Nell’intervista a Oggi, Gelli dice anche che «se avessi vent’anni di meno mobiliterei il popolo, bloccherei ferrovie e autostrade per protestare contro l’ingerenza dell’Europa. Per bloccare chi vieta di esporre il Crocifisso negli edifici pubblici». Sulla P2 dice: «La rifarei. Anche se tanto del mio Piano di rinascita è stato realizzato. Mi sarebbero bastati altri quattro mesi. Solo quattro. E avrei cambiato il sistema politico senza colpo ferire». L’ex venerabile dà giudizi su Berlusconi («La sua politica non mi piace. Si è dimostrato un debole, ha paura della minoranza e non fa valere il potere che il popolo gli ha dato. Oggi il Paese è in una fase di stallo. Molto pericolosa. Berlusconi è stato troppo goliardico, avrebbe dovuto dedicare più tempo ad altri incontri, ad altre cene») e su Fini: «È un uomo senza carattere».
Alla domanda se ci siano suoi documenti segreti, magari all’estero, Gelli risponde sibillino: «Non me lo ricordo… I servizi segreti italiani hanno pagato per avere un mio archivio, falso, nascosto a Montevideo. 400 milioni di vecchie lire. Una valigia piena di cartacce, giornali, inutili fogli». E nega «nel modo più assoluto» di conservare dossier su personaggi politici.
"Io non ho mai fatto riti massonici né mai ho avuto riunioni o incontri con esponenti della P2. Ho utilizzato Gelli perché era l'unica persona che aveva un'influenza reale su Roberto Calvi. L'Ambrosiano era l'unica Banca disposta a finanziare la Rizzoli e Calvi era sensibile solo alle pressioni di Gelli. In un primo momento fingeva di dire di no, poi andavo o telefonavo a Gelli e lui faceva in modo che Calvi accettasse e ci finanziasse". (Angelo Rizzoli)
La Permaflex di Licio Gelli
Licio Gelli ed Giulio Andreotti alla Permaflex |
Figura chiave di una avventura iniziata nel 1952 è Giovanni Pofferi, un commerciante ambulante che nel primo dopo guerra vendeva formaggi nella bassa Toscana, e che subito dopo scopre il business degli stracci, roba che non si paga ma che qualcuno però compra. Dagli stracci ai materassi di lana il passo è breve. Pofferi è un vulcano. Ed è un bell'uomo ."Sembrava Amedeo Nazzari" ricorda qualcuno che lo ricorda al principio degli anni 50.

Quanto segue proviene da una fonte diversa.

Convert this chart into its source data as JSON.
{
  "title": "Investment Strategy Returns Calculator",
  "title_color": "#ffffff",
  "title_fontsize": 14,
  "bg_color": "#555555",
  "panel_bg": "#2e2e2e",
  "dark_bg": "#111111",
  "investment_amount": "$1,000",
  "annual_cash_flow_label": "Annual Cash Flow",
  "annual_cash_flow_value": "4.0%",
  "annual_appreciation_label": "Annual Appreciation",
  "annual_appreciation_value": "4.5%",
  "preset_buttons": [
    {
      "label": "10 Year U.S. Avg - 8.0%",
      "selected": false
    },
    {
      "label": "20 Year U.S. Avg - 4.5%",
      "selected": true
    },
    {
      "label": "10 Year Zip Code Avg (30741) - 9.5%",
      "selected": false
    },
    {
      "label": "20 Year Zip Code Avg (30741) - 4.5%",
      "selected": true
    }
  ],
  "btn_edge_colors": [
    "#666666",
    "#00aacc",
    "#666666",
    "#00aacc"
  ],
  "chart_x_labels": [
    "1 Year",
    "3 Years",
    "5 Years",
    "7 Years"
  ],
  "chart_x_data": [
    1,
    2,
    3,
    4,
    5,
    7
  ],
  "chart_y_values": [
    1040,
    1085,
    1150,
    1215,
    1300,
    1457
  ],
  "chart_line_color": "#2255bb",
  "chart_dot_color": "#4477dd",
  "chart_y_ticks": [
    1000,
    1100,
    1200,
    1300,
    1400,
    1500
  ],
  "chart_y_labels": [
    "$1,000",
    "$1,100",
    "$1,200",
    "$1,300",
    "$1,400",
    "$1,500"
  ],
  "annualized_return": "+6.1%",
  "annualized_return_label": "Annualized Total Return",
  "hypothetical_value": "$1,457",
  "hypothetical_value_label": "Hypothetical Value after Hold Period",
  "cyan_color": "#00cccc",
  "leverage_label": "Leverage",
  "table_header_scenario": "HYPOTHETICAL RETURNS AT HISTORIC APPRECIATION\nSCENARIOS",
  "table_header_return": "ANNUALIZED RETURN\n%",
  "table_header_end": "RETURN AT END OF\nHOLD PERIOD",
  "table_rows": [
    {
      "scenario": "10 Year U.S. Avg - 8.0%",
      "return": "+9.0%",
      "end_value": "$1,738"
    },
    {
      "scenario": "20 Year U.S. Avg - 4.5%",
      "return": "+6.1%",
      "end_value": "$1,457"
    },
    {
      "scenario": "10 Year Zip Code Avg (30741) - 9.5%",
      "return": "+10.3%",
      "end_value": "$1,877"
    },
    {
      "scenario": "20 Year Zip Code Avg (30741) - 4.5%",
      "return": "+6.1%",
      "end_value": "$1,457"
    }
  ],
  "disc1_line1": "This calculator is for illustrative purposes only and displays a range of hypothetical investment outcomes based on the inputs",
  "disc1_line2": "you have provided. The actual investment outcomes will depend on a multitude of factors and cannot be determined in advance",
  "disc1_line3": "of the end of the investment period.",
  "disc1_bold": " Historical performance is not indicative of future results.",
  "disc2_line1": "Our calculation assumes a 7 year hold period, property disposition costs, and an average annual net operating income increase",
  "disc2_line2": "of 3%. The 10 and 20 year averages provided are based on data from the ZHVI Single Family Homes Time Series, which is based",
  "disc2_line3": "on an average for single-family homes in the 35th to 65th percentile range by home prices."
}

Poi il bel Giovanni incontra e sposa una nobildonna toscana che lo introduce in ambienti per lui fin o allora sconosciuti. Conosce Augusto Fontani e quando questi di ritorno da un viaggio negli Stati Uniti gli racconta di certi materassi a molle inventati dagli americani, Giovanni Pofferi abituato a riempire di lana i materassi, commenta: " Forti 'sti Americani vendono l'aria". Ma l'idea funziona.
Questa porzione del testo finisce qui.